Southwest Bank of St. Louis, frequently a leader in reducing the prime lending rate, said Friday it will trim that benchmark for commercial and consumer loans to 9.75 percent from 10 percent as of Monday.
"We think it's good for the economy, good for the bank, good for our customers," said I.A. Long, chairman emeritus of the Missouri bank long known for leading the way in slashing the prime lending rate.The Midwestern institution's move anticipated by a few hours actions taken by the Federal Reserve to lower short-term money market interest rates following the release of government data showing surging joblessness.
"I think that it's prime time for a prime cut," said economist David Brinner, who follows business and consumer issues for Data Resources Inc. of Lexington, Mass., a McGraw-Hill Inc. unit. "It's appropriate. I believe the large banks will have to follow, if not this week then next."
But Long, 91, said he not only doubted big banks would rapidly follow, but he didn't mind a bit. "We get awfully good public relations as a result of being the lowest prime rate in the nation," he said.
Southwest's cut was matched later Friday by Manufacturers & Traders Bank of Buffalo, N.Y., a unit of First Empire State Corp., and First Fidelity Bancorp of Lawrenceville, N.J., but no major banks dropped the rate.
The last time Southwest and other banks cut the prime rate, offered to their most creditworthy commercial clients and frequently the basis for setting home equity and other consumer lending rates, was Jan. 8. At that time the prime was brought down to 10 percent from 10.5 percent.
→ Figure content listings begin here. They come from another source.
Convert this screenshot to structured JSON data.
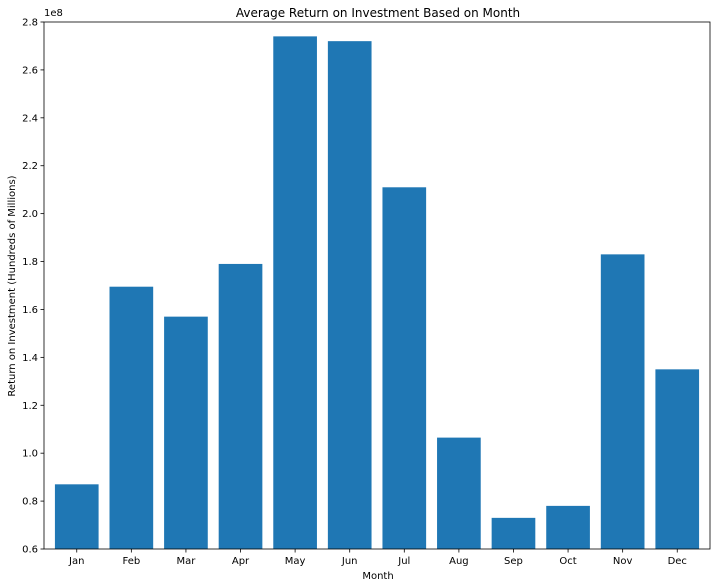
{
  "chart_data": {
    "type": "bar",
    "title": "Average Return on Investment Based on Month",
    "xlabel": "Month",
    "ylabel": "Return on Investment  (Hundreds of Millions)",
    "offset_label": "1e8",
    "categories": [
      "Jan",
      "Feb",
      "Mar",
      "Apr",
      "May",
      "Jun",
      "Jul",
      "Aug",
      "Sep",
      "Oct",
      "Nov",
      "Dec"
    ],
    "values": [
      0.87,
      1.695,
      1.57,
      1.79,
      2.74,
      2.72,
      2.11,
      1.065,
      0.73,
      0.78,
      1.83,
      1.35
    ],
    "ylim": [
      0.6,
      2.8
    ],
    "yticks": [
      "0.6",
      "0.8",
      "1.0",
      "1.2",
      "1.4",
      "1.6",
      "1.8",
      "2.0",
      "2.2",
      "2.4",
      "2.6",
      "2.8"
    ],
    "bar_color": "#1f77b4",
    "grid": false,
    "legend": "none"
  }
}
Since then, the Federal Reserve has lowered the key federal funds rate, which banks charge each other for the short-term use of reserve funds and serves as a building block for other rates, to 7.25 percent from 8.25 percent.
That means the spread, or margin, between the Fed funds rate and the prime has widened to 2.75 percent from 1.75 percent for banks that haven't followed Southwest in its quarter-point prime cut. Banks have been slow to narrow that spread, say analysts, because their profits are so poor.